Based on the observation during the survey on 06/23/2015, the facility failed to prohibit portable space heating devices in the facility. Findings include:
A portable space heating device was observed plugged into a surge protector (extension cord), but was not turned on in room 427 (located in a sleeping compartment).
This deficiency impacted 1 of 6 smoke compartments.
_______________
Review of 2000 NFPA 101, 19.7.8 Portable space-heating devices shall be prohibited in all health care occupancies. Exception: Portable space-heating devices shall be permitted to be used in nonsleeping staff and employee areas where the heating elements of such devices do not exceed 212°F (100°C).
.
Tag No.: K0130
.
Based on the observation during the survey on 06/23/2015, the facility failed to ensure the fire doors had latching hardware. Findings include:
The fire doors separating the "hospital" from the "residential" did not have latching hardware.

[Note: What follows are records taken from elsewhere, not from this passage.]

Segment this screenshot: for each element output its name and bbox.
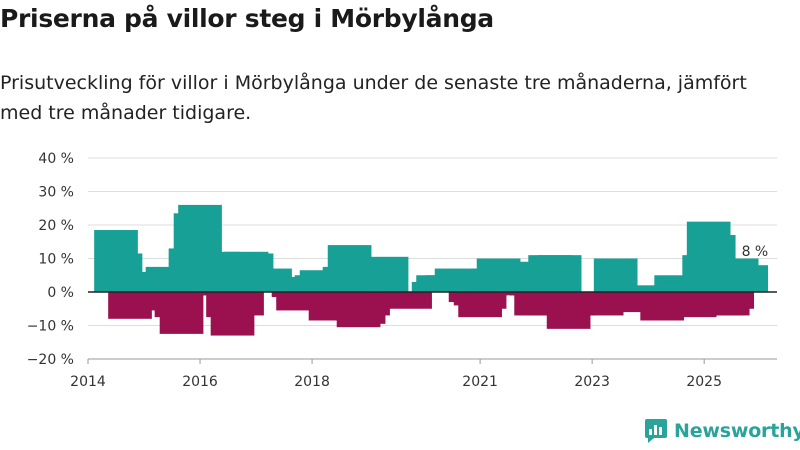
y-tick-label: 40 % <box>38 151 74 167</box>
bar <box>201 288 246 292</box>
bar <box>481 292 526 296</box>
y-tick-label: 10 % <box>38 252 74 268</box>
y-tick-label: −10 % <box>27 319 74 335</box>
bar <box>462 292 507 309</box>
x-tick-label: 2021 <box>462 374 498 390</box>
bar <box>388 292 432 309</box>
y-axis-labels: 40 % 30 % 20 % 10 % 0 % −10 % −20 % <box>27 151 74 368</box>
latest-value-annotation: 8 % <box>742 244 769 260</box>
bar <box>280 292 325 303</box>
bar <box>434 268 479 292</box>
chart-subtitle: Prisutveckling för villor i Mörbylånga u… <box>0 72 747 124</box>
x-tick-label: 2014 <box>70 374 106 390</box>
bar <box>220 292 264 316</box>
y-tick-label: 0 % <box>47 285 74 301</box>
newsworthy-logo-icon <box>645 419 667 443</box>
y-tick-label: 20 % <box>38 218 74 234</box>
bar <box>537 255 582 292</box>
brand-name: Newsworthy <box>674 420 800 442</box>
bar <box>364 256 409 292</box>
y-tick-label: −20 % <box>27 352 74 368</box>
x-tick-label: 2018 <box>294 374 330 390</box>
x-tick-label: 2023 <box>574 374 610 390</box>
bar <box>313 292 358 296</box>
bars <box>94 204 769 336</box>
x-axis: 2014 2016 2018 2021 2023 2025 <box>70 358 777 390</box>
x-tick-label: 2016 <box>182 374 218 390</box>
bar <box>626 288 671 292</box>
bar <box>644 292 689 303</box>
bar <box>164 292 208 296</box>
bar <box>159 292 204 334</box>
x-tick-label: 2025 <box>686 374 722 390</box>
bar <box>710 292 755 309</box>
bar <box>724 265 769 292</box>
bar <box>360 292 404 301</box>
chart-title: Priserna på villor steg i Mörbylånga <box>0 4 494 33</box>
bar <box>248 268 292 292</box>
y-tick-label: 30 % <box>38 185 74 201</box>
newsworthy-logo[interactable]: Newsworthy <box>644 418 800 444</box>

This deficiency impacted 1 of 6 smoke compartments.
_______________
Review of 1999 NFPA 80, 3-4.1* Swinging tin clad and sheet metal fire doors shall be equipped with self-closing or automatic-closing devices to ensure that they are closed and latched at the time of fire.
.
Tag No.: K0147
.
Based on the observation during the survey on 06/23/2015, the facility failed to prohibit portable space heating devices in the facility. Findings include:
A portable space heating device was observed plugged into a surge protector (extension cord), but was not turned on in room 427 (located in a sleeping compartment).
This deficiency impacted 1 of 6 smoke compartments.